Bad indoor air quality can affect your health. The problem with this is that impacts each person differently. For example, if we look at the health impact of mold alone, there are dozens of different symptoms that can arise based on the sensitivities of the occupants and the types of mold present.
In addition, children or the elderly may feel this on a greater scale than a normal healthy adult. With this said, there are a few common health issues we can associate with bad air quality
- Allergic reactions: The most common situation is something like dust, mold, or pollen triggering a traditional allergic reaction. Issues here can range from irritation of the skin to coughing and sneezing.

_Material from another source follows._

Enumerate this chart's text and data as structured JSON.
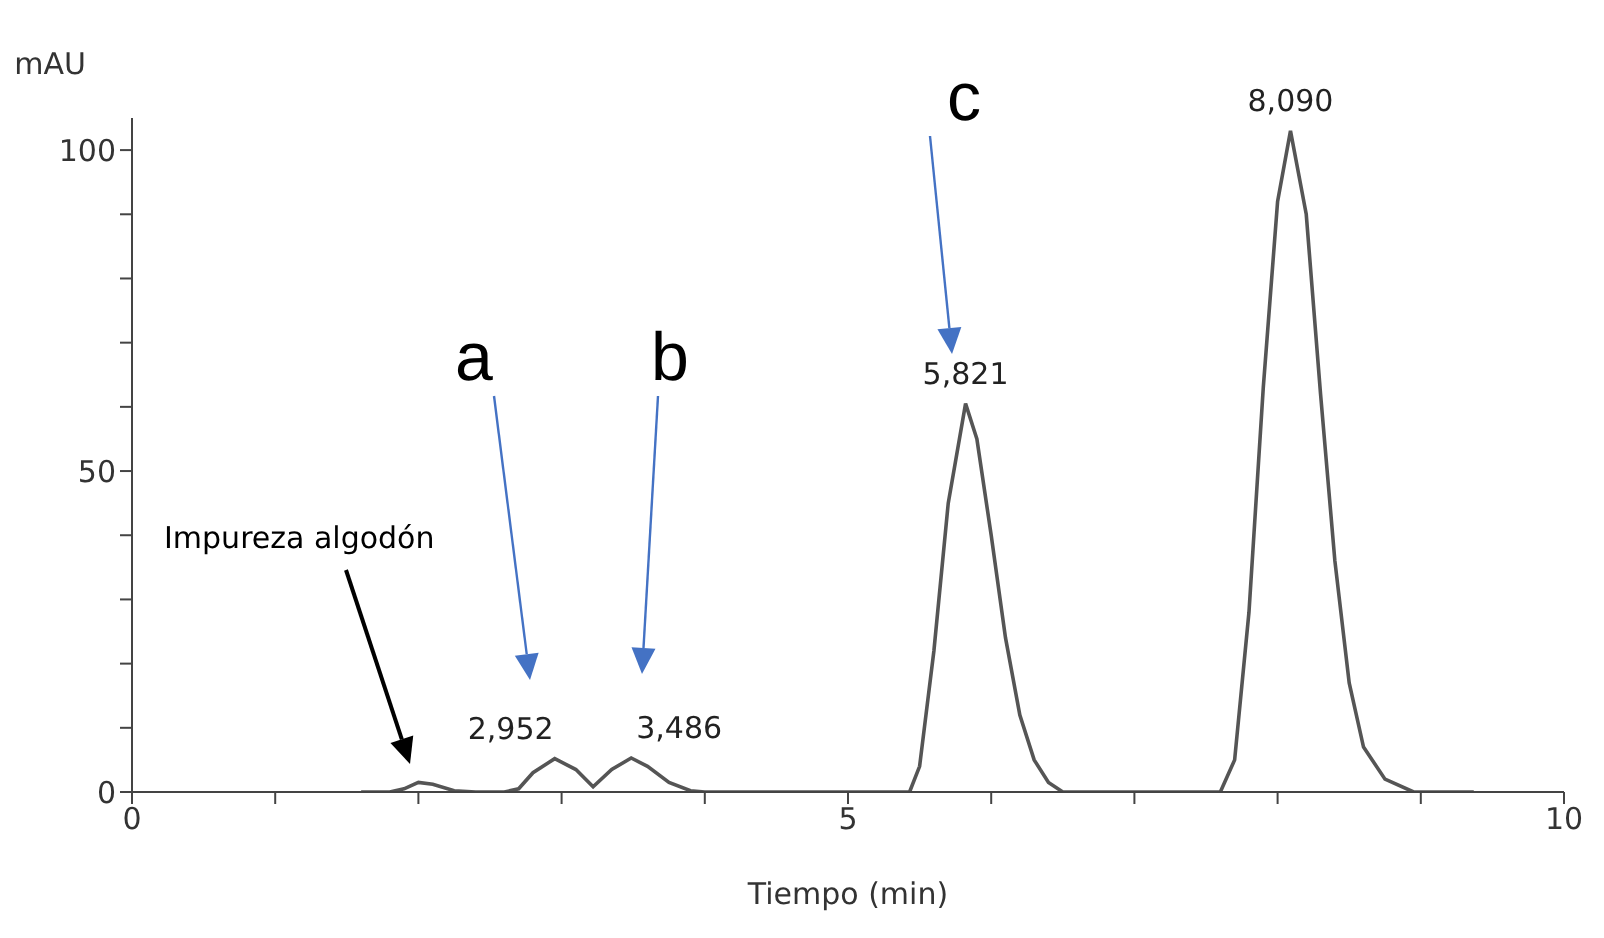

- Increased sensitivity: In some cases, you may not have any reaction to exposure to a certain chemical or entity in the air. However, it’s been chosen that this can change over time, leading to a new sensitivity to a certain chemical.
- Lethargy/mental health issues: Feelings of fatigue or depression have been linked to air quality problems in some cases.
- Increasing additional issues: Studies have shown that poor air quality can increase the impact of other existing health issues.
Note that these are just a few of the common elements associated with bad air quality. Certainly, prolonged exposure to asbestos or carbon monoxide can prove life-threatening. One of the most difficult things about this is that the most common reactions to bad air quality aren’t that different than a common cold. This is why it’s important to have regular air testing done, rather than just relying on your symptoms.